Based on the condition of the concrete below the epoxy, it was clear that the previous contractor did not perform adequate surface preparation prior to installation. Proper surface prep is crucial to any successful floor installation, particularly when working with epoxy. Epoxies adhere to concrete at a specific Concrete Surface Profile (CSP), achieved mechanically through grinding, scarifying, or shot blasting. If a contractor does not use the proper equipment or method of preparation to achieve the CSP, the coating is destined for failure.

Our Process


We knew that we needed to completely remove the existing failed flooring and install a product better suited for the food and beverage industry, choosing BASF’s Ucrete BC6 seamless flooring system. We recommend Ucrete and similar urethane mortar systems for food production environments because they are USDA compliant, long-lasting, extremely durable, and resistant to abrasions and chemicals. Unlike epoxy, urethane concrete is made of a cementitious formula designed to withstand thermal cycling, so that it remains bonded even after repeated exposure to high temperatures. Ucrete is also formulated to chemically react with the substrate, providing additional adhesion. We’ve installed Ucrete in many food production facilities and have seen that with proper maintenance, these floors can last upwards of 20 years.


Because food production is 24 hour business, we worked with Poe and our client to create a three-phase schedule that would allow our client’s facility to remain operational. Poe Construction installed full height barriers to separate the working facility from our construction, and we used products with low VOCs and air handling equipment to minimize airborne contaminants.

We removed the existing flooring using our Terminator T 2000 Floor Scraper and used a Blastrack BMP 4000 and 20” Shot Blaster to prepare the floor to a Concrete Surface Profile of 4, the correct profile for Ucrete to bond with the concrete. The shot blaster prepares the concrete by propelling steel shot centrifugally at a high velocity, stripping off any dirt or paint and leaving a roughened texture. It produces very little airborne dust, which was vital in our clients enclosed facility.

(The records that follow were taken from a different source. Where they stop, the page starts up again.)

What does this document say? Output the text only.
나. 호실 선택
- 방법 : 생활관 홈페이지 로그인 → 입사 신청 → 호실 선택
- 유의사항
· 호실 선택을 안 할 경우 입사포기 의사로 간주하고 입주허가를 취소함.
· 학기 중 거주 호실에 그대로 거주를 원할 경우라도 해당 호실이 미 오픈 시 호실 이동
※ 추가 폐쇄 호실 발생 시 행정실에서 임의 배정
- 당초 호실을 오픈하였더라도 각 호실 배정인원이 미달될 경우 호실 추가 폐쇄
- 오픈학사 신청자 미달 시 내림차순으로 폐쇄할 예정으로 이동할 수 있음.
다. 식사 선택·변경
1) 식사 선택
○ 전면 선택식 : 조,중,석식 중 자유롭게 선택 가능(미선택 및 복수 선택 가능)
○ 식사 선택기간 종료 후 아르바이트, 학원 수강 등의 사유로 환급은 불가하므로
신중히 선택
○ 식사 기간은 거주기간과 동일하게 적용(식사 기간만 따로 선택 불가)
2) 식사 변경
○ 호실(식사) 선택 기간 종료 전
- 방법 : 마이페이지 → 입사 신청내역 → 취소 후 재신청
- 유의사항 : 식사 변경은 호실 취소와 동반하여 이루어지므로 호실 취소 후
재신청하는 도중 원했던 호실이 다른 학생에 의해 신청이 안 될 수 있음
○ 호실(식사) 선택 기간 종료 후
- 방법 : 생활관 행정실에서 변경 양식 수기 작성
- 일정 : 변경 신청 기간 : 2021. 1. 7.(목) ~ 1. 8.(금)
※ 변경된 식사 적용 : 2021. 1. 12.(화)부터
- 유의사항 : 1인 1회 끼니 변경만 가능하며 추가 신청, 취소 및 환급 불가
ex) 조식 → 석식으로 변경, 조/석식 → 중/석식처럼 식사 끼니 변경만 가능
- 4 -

Next, we installed Ucrete BC6. BC6 is rolled onto the concrete to a thickness between ¼ and 3/8 inch, and troweled onto the edges. Ucrete WR RG cove base was applied 18” vertically as additional protection to the walls. These cured over-night and we were able to apply the topcoat the next morning. We used a DP topcoat, a solvent free, heavy duty polyurethane resin topcoat that provides additional temperature and chemical resistance.

Once the topcoat cured, joints were cut into the Ucrete coating to match the control joints in the concrete slab below. Concrete naturally expands and contracts, and control joints are used to control this movement and minimize random cracking. If joints are not matched in the coating on top, the concrete below will move and compromise the flooring. We filled the joints cut in the ucrete with Metzger McGuire RS88, a semi-rigid polyurea joint filler made for high-traffic areas. This allows the concrete to move naturally, without allowing moisture or bacteria to enter the joints.

Project Completion

The completed floor was extremely successful, though there were various challenges that we faced during this project. Because of the outdoor temperature, we needed to provide heating to our workspace. Because of our client’s operational needs, we performed our work in three-phases under a strict timeline. Through careful planning and caution, we were able to deliver each phase back to the client ahead of schedule.

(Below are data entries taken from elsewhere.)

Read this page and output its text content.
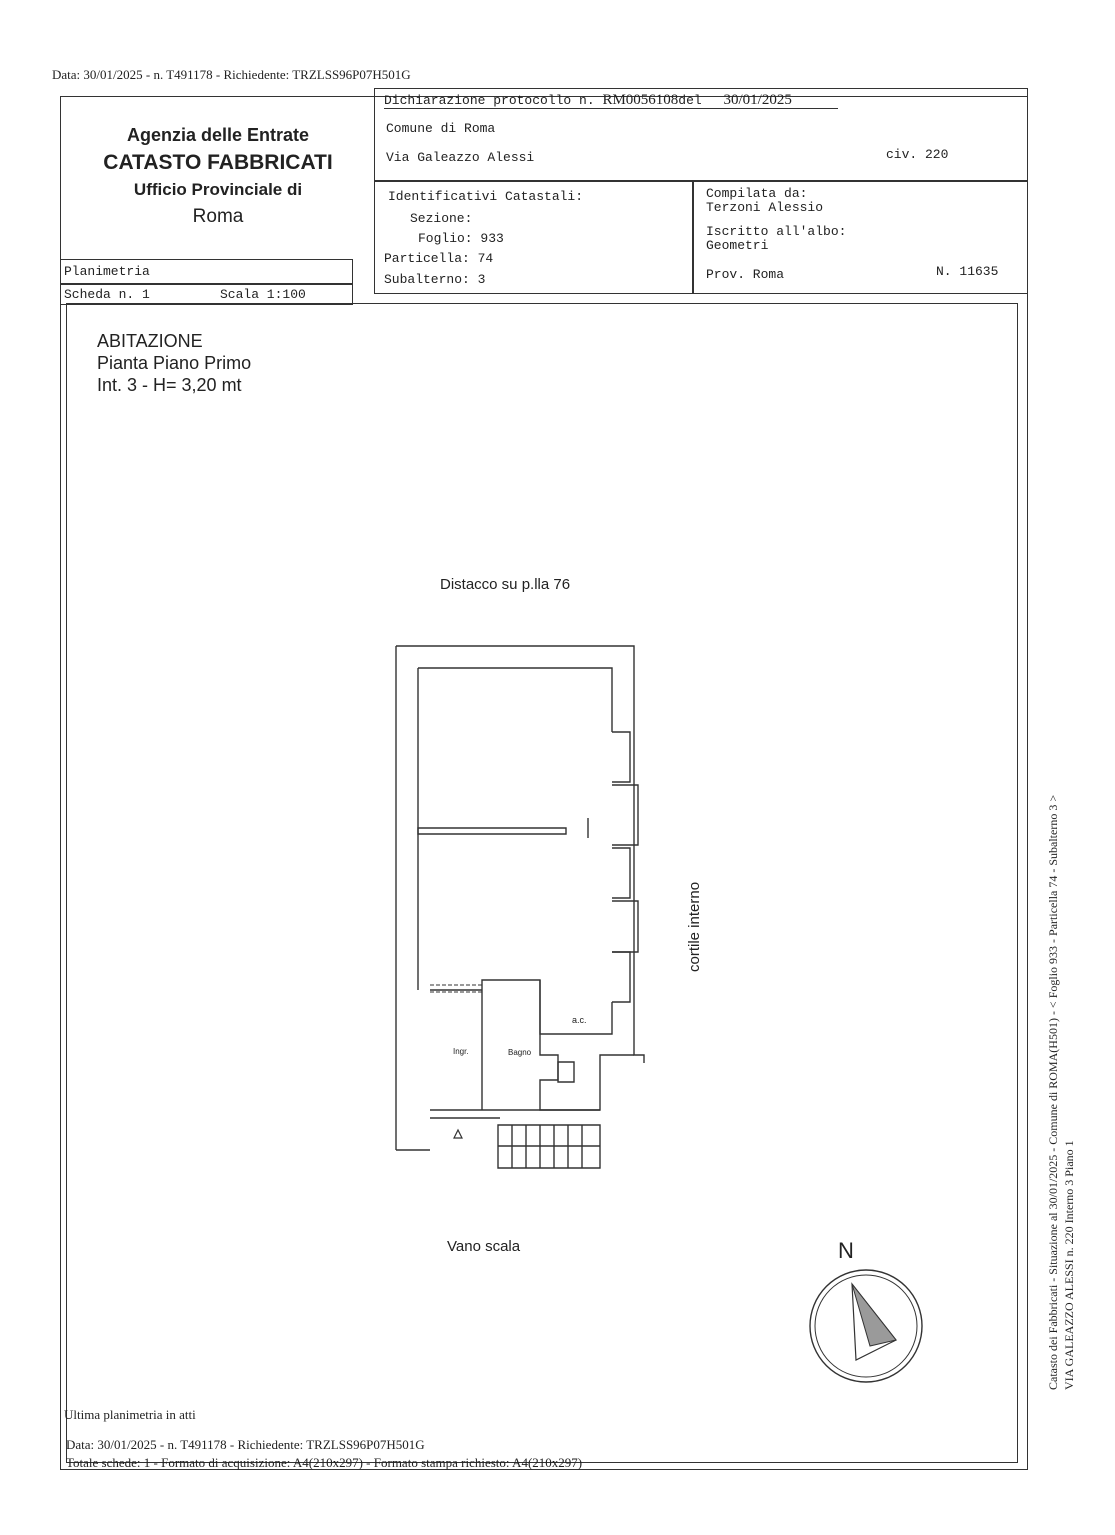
Data: 30/01/2025 - n. T491178 - Richiedente: TRZLSS96P07H501G
Agenzia delle Entrate
CATASTO FABBRICATI
Ufficio Provinciale di
Roma
Dichiarazione protocollo n. RM0056108del 30/01/2025
Comune di Roma
Via Galeazzo Alessi	civ. 220
Identificativi Catastali:
Sezione:
Foglio: 933
Particella: 74
Subalterno: 3
Compilata da:
Terzoni Alessio
Iscritto all'albo:
Geometri
Prov. Roma	N. 11635
Planimetria
Scheda n. 1	Scala 1:100
ABITAZIONE
Pianta Piano Primo
Int. 3 - H= 3,20 mt
Distacco su p.lla 76
Vano scala
cortile interno
a.c.
Ingr.	Bagno
N	Catasto dei Fabbricati - Situazione al 30/01/2025 - Comune di ROMA(H501) - < Foglio 933 - Particella 74 - Subalterno 3 > VIA GALEAZZO ALESSI n. 220 Interno 3 Piano 1
Ultima planimetria in atti
Data: 30/01/2025 - n. T491178 - Richiedente: TRZLSS96P07H501G
Totale schede: 1 - Formato di acquisizione: A4(210x297) - Formato stampa richiesto: A4(210x297)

Ultimately, the success of the project came down to our knowledge and product selection, having the proper equipment for the job, the skills and workmanship of our experienced crew, and a successful partnership with a general contractor, Poe Construction, who provided support for our needs throughout the project. For clients like ours who find themselves facing the unfortunate situation of a failed floor, finding the right contractor is top priority. With over 30 years of specialized experience, we are confident in our ability to offer cost-effective and long-lasting options to every business.